The production has forced Faist to confront his “traumas,” he said. “We can take those traumas, turn them around,” he added, and, he hopes, make the audience “think deeply about their own lives.”
Following the success of the “Brokeback Mountain” film, Proulx said fans of her text sent her fan fiction that rewrote the ending of her short story, claiming the original was too sad. She told the The Paris Review that those fans had “misunderstood” the story and stated that it was, most importantly, about “homophobia.”
This is the first adaptation of “Brokeback” to be released since the Supreme Court made gay marriage legal in all 50 U.S. states.
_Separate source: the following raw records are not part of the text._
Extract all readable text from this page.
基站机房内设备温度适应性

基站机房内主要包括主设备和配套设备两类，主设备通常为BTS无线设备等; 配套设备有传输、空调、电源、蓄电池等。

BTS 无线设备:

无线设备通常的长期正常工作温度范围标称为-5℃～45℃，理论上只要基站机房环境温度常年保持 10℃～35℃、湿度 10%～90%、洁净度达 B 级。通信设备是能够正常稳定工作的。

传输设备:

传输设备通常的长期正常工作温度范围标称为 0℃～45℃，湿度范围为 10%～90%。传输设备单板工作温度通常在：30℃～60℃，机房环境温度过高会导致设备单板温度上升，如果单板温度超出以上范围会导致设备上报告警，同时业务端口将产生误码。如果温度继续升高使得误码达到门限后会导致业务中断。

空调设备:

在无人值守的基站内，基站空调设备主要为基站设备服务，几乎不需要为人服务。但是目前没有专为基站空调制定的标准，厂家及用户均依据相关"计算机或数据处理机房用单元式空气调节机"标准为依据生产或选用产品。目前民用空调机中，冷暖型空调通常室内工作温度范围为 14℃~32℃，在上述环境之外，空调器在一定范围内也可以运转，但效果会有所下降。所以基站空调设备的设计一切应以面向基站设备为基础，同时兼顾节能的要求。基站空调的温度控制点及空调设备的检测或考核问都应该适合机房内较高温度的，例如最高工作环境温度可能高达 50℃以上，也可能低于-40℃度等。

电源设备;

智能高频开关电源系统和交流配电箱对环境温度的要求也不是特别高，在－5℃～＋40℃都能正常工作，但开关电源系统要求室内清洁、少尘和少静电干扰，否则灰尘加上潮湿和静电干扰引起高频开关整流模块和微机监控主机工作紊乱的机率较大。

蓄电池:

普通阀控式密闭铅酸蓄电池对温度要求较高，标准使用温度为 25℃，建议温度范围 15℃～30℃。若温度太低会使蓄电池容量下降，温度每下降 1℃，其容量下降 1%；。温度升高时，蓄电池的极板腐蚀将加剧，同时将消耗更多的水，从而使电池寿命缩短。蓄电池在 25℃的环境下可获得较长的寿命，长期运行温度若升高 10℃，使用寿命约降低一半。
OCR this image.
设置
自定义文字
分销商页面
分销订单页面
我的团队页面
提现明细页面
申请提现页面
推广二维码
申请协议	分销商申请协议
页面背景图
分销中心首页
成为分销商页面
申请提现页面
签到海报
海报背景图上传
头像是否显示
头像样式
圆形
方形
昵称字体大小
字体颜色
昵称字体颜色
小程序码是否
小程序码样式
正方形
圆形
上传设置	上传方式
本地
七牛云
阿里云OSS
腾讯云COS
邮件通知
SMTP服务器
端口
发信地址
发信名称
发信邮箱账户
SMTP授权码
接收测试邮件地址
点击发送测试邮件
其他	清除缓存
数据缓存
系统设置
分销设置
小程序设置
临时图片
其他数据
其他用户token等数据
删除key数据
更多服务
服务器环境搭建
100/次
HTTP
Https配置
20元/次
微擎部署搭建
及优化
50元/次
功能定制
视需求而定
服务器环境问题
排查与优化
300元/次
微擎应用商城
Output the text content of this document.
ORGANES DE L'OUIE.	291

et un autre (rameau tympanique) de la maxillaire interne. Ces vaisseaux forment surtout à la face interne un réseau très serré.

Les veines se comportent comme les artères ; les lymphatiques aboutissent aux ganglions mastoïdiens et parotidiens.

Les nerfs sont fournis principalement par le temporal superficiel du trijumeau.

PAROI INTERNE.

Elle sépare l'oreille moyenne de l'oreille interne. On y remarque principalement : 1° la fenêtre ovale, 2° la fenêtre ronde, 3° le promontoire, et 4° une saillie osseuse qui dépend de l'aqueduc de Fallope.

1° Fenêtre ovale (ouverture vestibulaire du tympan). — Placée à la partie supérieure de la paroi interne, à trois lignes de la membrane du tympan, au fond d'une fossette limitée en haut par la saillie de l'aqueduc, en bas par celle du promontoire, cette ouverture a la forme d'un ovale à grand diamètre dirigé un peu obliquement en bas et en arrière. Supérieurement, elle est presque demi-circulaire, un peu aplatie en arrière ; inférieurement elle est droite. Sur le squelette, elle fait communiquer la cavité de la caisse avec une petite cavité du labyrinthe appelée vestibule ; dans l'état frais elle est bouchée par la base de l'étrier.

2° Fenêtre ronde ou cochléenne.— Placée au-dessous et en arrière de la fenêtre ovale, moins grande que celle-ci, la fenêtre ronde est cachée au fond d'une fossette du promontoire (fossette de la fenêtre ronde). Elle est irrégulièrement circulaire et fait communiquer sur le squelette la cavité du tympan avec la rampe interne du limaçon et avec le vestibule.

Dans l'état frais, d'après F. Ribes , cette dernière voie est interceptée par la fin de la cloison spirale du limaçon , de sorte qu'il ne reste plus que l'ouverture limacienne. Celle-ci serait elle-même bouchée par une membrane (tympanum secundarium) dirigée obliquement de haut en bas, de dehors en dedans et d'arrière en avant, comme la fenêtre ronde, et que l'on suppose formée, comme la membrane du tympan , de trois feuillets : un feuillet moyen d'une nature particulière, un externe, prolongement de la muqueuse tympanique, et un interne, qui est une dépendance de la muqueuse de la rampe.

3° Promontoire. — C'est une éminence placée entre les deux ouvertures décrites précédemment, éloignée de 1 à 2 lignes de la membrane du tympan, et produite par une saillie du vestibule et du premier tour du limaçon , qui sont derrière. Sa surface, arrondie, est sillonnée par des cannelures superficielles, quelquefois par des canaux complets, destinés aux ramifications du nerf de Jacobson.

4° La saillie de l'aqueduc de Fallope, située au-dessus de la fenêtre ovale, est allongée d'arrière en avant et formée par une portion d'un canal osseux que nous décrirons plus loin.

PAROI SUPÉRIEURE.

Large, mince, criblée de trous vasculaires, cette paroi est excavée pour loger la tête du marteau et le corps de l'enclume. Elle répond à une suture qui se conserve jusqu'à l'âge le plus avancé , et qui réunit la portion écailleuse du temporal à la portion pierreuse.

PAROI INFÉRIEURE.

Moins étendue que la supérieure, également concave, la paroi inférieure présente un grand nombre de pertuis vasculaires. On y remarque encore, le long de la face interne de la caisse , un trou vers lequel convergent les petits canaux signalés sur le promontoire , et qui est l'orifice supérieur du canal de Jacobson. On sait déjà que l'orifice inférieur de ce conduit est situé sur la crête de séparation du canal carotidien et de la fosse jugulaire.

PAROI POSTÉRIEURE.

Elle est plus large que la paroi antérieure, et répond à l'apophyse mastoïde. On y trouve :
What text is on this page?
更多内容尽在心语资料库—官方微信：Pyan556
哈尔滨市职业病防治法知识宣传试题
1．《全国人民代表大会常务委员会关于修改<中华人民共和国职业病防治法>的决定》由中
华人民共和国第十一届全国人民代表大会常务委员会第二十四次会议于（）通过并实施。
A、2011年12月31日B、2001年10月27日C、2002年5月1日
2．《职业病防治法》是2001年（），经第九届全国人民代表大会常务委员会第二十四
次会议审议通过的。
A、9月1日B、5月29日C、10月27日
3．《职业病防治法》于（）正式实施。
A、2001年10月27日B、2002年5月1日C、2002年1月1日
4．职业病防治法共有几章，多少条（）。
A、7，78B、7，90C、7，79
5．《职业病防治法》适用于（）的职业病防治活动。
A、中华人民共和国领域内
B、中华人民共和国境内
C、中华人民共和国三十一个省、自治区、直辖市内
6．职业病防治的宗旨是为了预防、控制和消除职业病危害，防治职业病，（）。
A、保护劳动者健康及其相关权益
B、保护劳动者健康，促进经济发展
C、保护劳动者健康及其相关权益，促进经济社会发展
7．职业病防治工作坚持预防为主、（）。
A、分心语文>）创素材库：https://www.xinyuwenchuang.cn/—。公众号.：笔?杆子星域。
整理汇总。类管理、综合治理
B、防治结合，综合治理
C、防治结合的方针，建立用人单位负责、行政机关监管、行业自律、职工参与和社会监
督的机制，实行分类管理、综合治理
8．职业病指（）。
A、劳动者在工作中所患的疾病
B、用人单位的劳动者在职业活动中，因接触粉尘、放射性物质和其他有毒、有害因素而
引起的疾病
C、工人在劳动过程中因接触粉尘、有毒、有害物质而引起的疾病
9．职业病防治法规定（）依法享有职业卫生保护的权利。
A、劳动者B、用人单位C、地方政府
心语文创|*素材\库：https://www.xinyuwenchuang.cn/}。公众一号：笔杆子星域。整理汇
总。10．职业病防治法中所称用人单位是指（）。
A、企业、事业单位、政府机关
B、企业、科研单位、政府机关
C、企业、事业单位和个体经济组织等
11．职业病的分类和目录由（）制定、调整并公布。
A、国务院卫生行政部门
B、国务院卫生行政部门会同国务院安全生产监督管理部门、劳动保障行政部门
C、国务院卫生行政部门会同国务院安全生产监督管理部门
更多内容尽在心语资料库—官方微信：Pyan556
Robinson — who lives in Brooklyn but was raised in the tiny town of Lockhart, S.C. — said he wrote it to remind audiences that gay trauma still exists.
“These stories aren’t necessarily being told anymore because of a trend to put onstage what we want the world to be,” he said, referring to the theater community. “That’s a wonderful thing to do, but we shouldn’t cancel out all of the opportunities to talk about what’s going on underneath it.”
Butterell added that the fight against homophobia was “not over” in Britain either, citing a recent spike in the number of attacks on L.G.B.T.Q. people.
“This is a tragedy,” Butterell said of the play. “Of course love exists — I don’t want it to be solemn — but the tragedy of this piece is that fear wins.”